Haiti has a unique history of being the most prosperous island and slave colony in the Caribbean, but after the French and U.S. came to extract the natural resources from the land; it stripped the island from its riches. Haiti was the only slave colony able to free itself in a rebellion uprising of the slaves to free themselves from the French. After Haiti was freed it remained a repressed and poor country due to its corrupt leaders throughout its history. Yet, Haiti’s ubiquitous presence in the Caribbean and young resilient population will be the glimpse of hope that will allow the country to return to its lost narrative as the “Pearl of the Caribbean.”
Haiti means “mountainous land” it is truly a magnificent enterprise made from God’s hands. The land has mountains beyond mountains full of beautiful green sceneries. But within these mountains lies a poverty that limits human potential and creates a continuous cycle of suffering. I had the privilege to stay for 11 days and to build loving human relationships with the Haitian community of Cazale.
Cazale is located two hours away from Port Au Prince, high up in the mountains. There are approximately 20,000 people living in this rural village. In the middle of this community sits a beautiful river that flows through the center of the village, and one that sustains life for the community. This river provides clean water for the community to bathe, drink, wash and recreation.
My experience in Haiti was life-giving in every way possible from the moment I landed in Port Au Prince to my final goodbyes in the community of Cazale.

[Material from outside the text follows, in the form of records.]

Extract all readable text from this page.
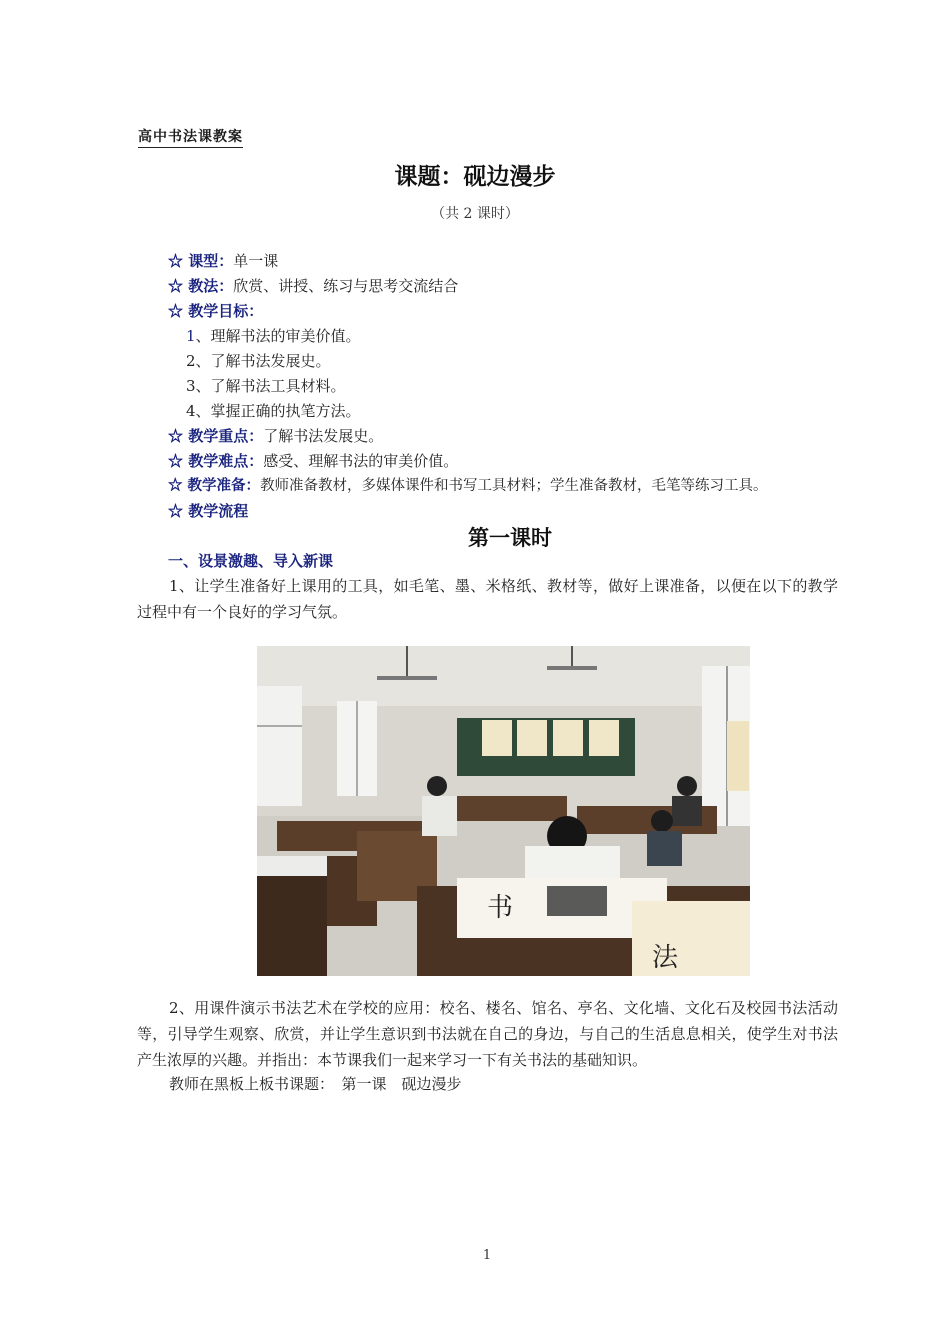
高中书法课教案
课题：砚边漫步
（共 2 课时）
☆ 课型：单一课
☆ 教法：欣赏、讲授、练习与思考交流结合
☆ 教学目标：
1、理解书法的审美价值。
2、了解书法发展史。
3、了解书法工具材料。
4、掌握正确的执笔方法。
☆ 教学重点：了解书法发展史。
☆ 教学难点：感受、理解书法的审美价值。
☆ 教学准备：教师准备教材，多媒体课件和书写工具材料；学生准备教材，毛笔等练习工具。
☆ 教学流程
第一课时
一、设景激趣、导入新课
1、让学生准备好上课用的工具，如毛笔、墨、米格纸、教材等，做好上课准备，以便在以下的教学过程中有一个良好的学习气氛。
书
法
2、用课件演示书法艺术在学校的应用：校名、楼名、馆名、亭名、文化墙、文化石及校园书法活动等，引导学生观察、欣赏，并让学生意识到书法就在自己的身边，与自己的生活息息相关，使学生对书法产生浓厚的兴趣。并指出：本节课我们一起来学习一下有关书法的基础知识。
教师在黑板上板书课题：　第一课　砚边漫步
1
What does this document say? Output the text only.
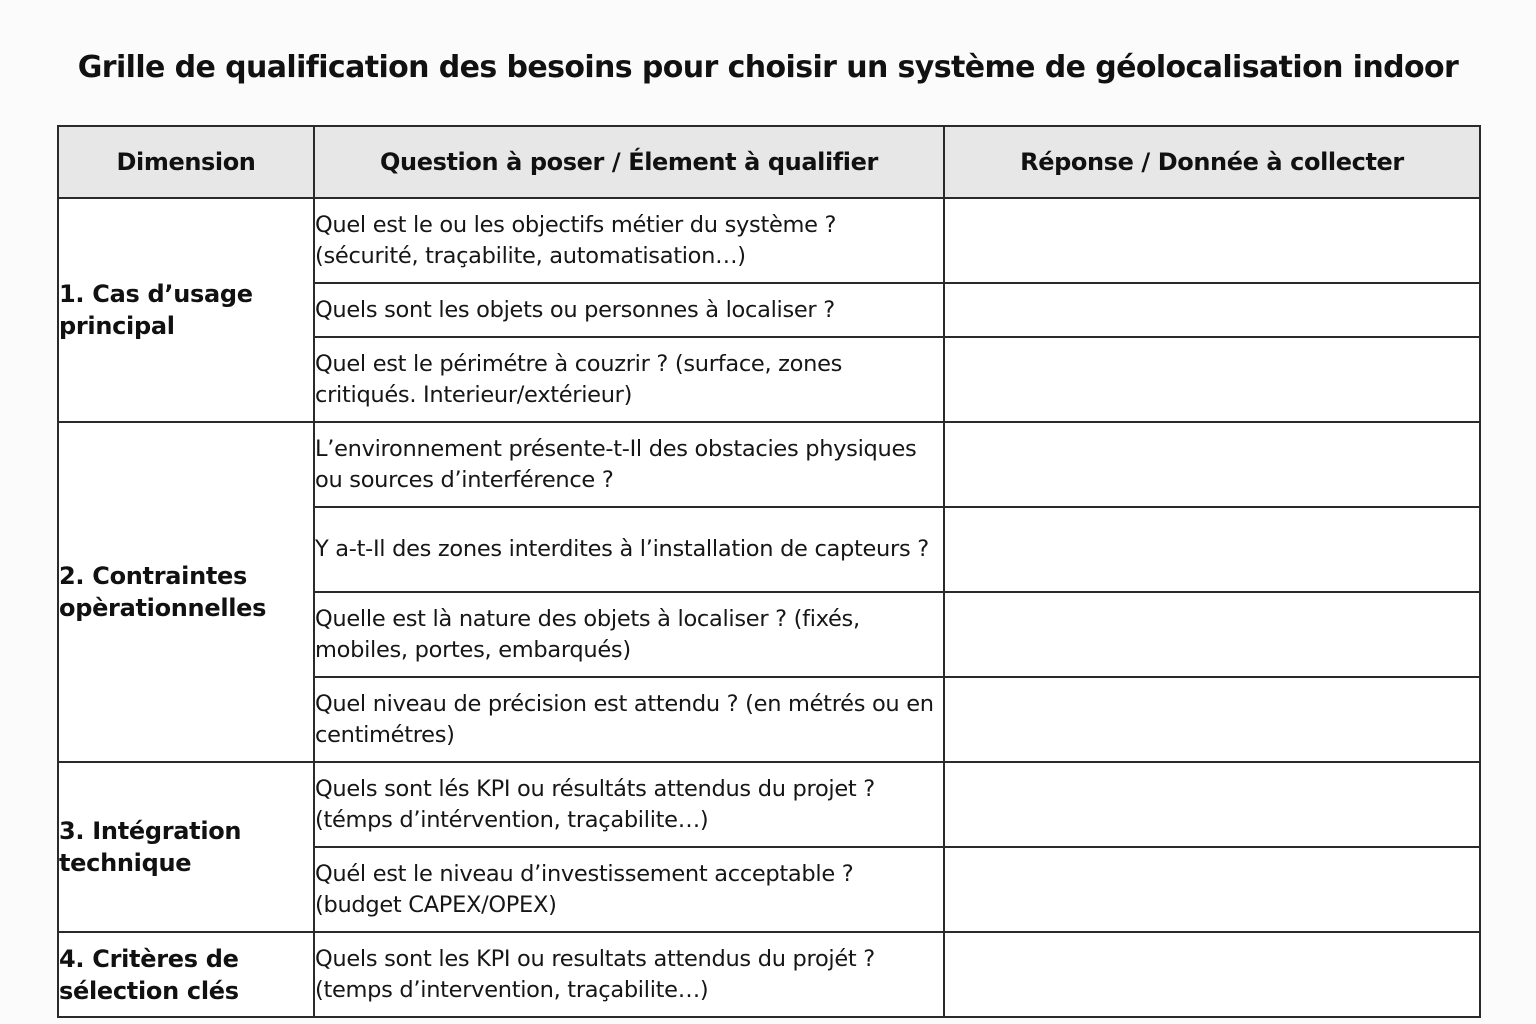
Grille de qualification des besoins pour choisir un système de géolocalisation indoor
Dimension	Question à poser / Élement à qualifier	Réponse / Donnée à collecter
1. Cas d’usage principal	Quel est le ou les objectifs métier du système ? (sécurité, traçabilite, automatisation…)	
	Quels sont les objets ou personnes à localiser ?	
	Quel est le périmétre à couzrir ? (surface, zones critiqués. Interieur/extérieur)	
2. Contraintes opèrationnelles	L’environnement présente-t-Il des obstacies physiques ou sources d’interférence ?	
	Y a-t-Il des zones interdites à l’installation de capteurs ?	
	Quelle est là nature des objets à localiser ? (fixés, mobiles, portes, embarqués)	
	Quel niveau de précision est attendu ? (en métrés ou en centimétres)	
3. Intégration technique	Quels sont lés KPI ou résultáts attendus du projet ? (témps d’intérvention, traçabilite…)	
	Quél est le niveau d’investissement acceptable ? (budget CAPEX/OPEX)	
4. Critères de sélection clés	Quels sont les KPI ou resultats attendus du projét ? (temps d’intervention, traçabilite…)	
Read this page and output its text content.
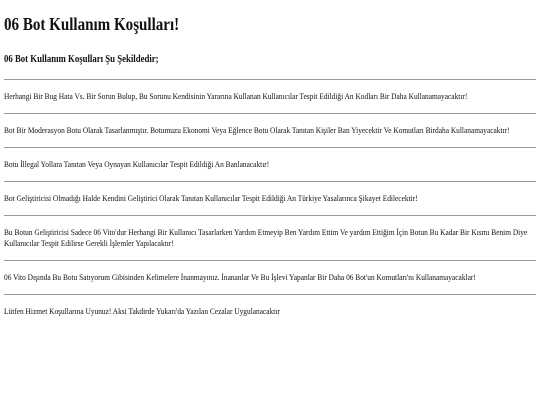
06 Bot Kullanım Koşulları!
06 Bot Kullanım Koşulları Şu Şekildedir;

Herhangi Bir Bug Hata Vs. Bir Sorun Bulup, Bu Sorunu Kendisinin Yararına Kullanan Kullanıcılar Tespit Edildiği An Kodları Bir Daha Kullanamayacaktır!

Bot Bir Moderasyon Botu Olarak Tasarlanmıştır. Botumuzu Ekonomi Veya Eğlence Botu Olarak Tanıtan Kişiler Ban Yiyecektir Ve Komutları Birdaha Kullanamayacaktır!

Botu İllegal Yollara Tanıtan Veya Oynayan Kullanıcılar Tespit Edildiği An Banlanacaktır!

Bot Geliştiricisi Olmadığı Halde Kendini Geliştirici Olarak Tanıtan Kullanıcılar Tespit Edildiği An Türkiye Yasalarınca Şikayet Edilecektir!

Bu Botun Geliştiricisi Sadece 06 Vito'dur Herhangi Bir Kullanıcı Tasarlarken Yardım Etmeyip Ben Yardım Ettim Ve yardım Ettiğim İçin Botun Bu Kadar Bir Kısmı Benim Diye Kullanıcılar Tespit Edilirse Gerekli İşlemler Yapılacaktır!

06 Vito Dışında Bu Botu Satıyorum Gibisinden Kelimelere İnanmayınız. İnananlar Ve Bu İşlevi Yapanlar Bir Daha 06 Bot'un Komutları'nı Kullanamayacaklar!

Lütfen Hizmet Koşullarına Uyunuz! Aksi Takdirde Yukarı'da Yazılan Cezalar Uygulanacaktır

When I first arrived Fr. Anibal Zilli, a Claretian priest, and Faustine, a native Haitian, greeted me. They opened their arms to our group and made us feel at home. I’ve never experienced such a strong and passionate spirituality such as the Haitians demonstrated in witnessing their prayers, mass and sense of gratefulness in all things. I was also deeply touched by the young adults in Cazale because they worked together to transform their communities. They formed biblical groups to empower youth in the lens of social justice to instill a sense of hope. The young adults in Cazale exemplified strong leadership roles, positive thinking, and individuals who are trying to make a positive change in their communities.
I will share a personal story that touched my heart deeply. During my 11 days in Cazale, each morning I would go on family visits to meet the larger community. We visited many homes that were destroyed by the earthquake, and families that were living in tents some only upheld by some poles. In July the weather is extremely hot and humid that during the day it gets too hot in these tents that families can’t go in them until sunset. We visited a woman in the community who began rebuilding her home, but did not have the money to complete it. It is only halfway built. Her family will remain living in a tattered tent until the home is finished. This woman taught me the meaning of simplicity and the power of a smile that carried her through these undignified conditions.
I had the opportunity to step into a sacred land; a land where I experienced unconditional love. I no longer returned home the same. I was transformed within, in a way that I made a choice to pursue a vocation as a peace practitioner. It was an experience that allowed me to witness the beauty of the Haitian culture and to be present to the people in Cazale.
God placed me in Cazale for a reason, and the memories will always remind me about the beauty of human relationships. The seeds that were planted within me and with the people in the community, have blossomed into a relationship that has reaped countless blessings.
— Jeanette Gonzalez ‘11 (MA, Pastoral Care & Counseling), 2012 candidate for Kroc School of Peace Studies’ MA in peace and justice studies program.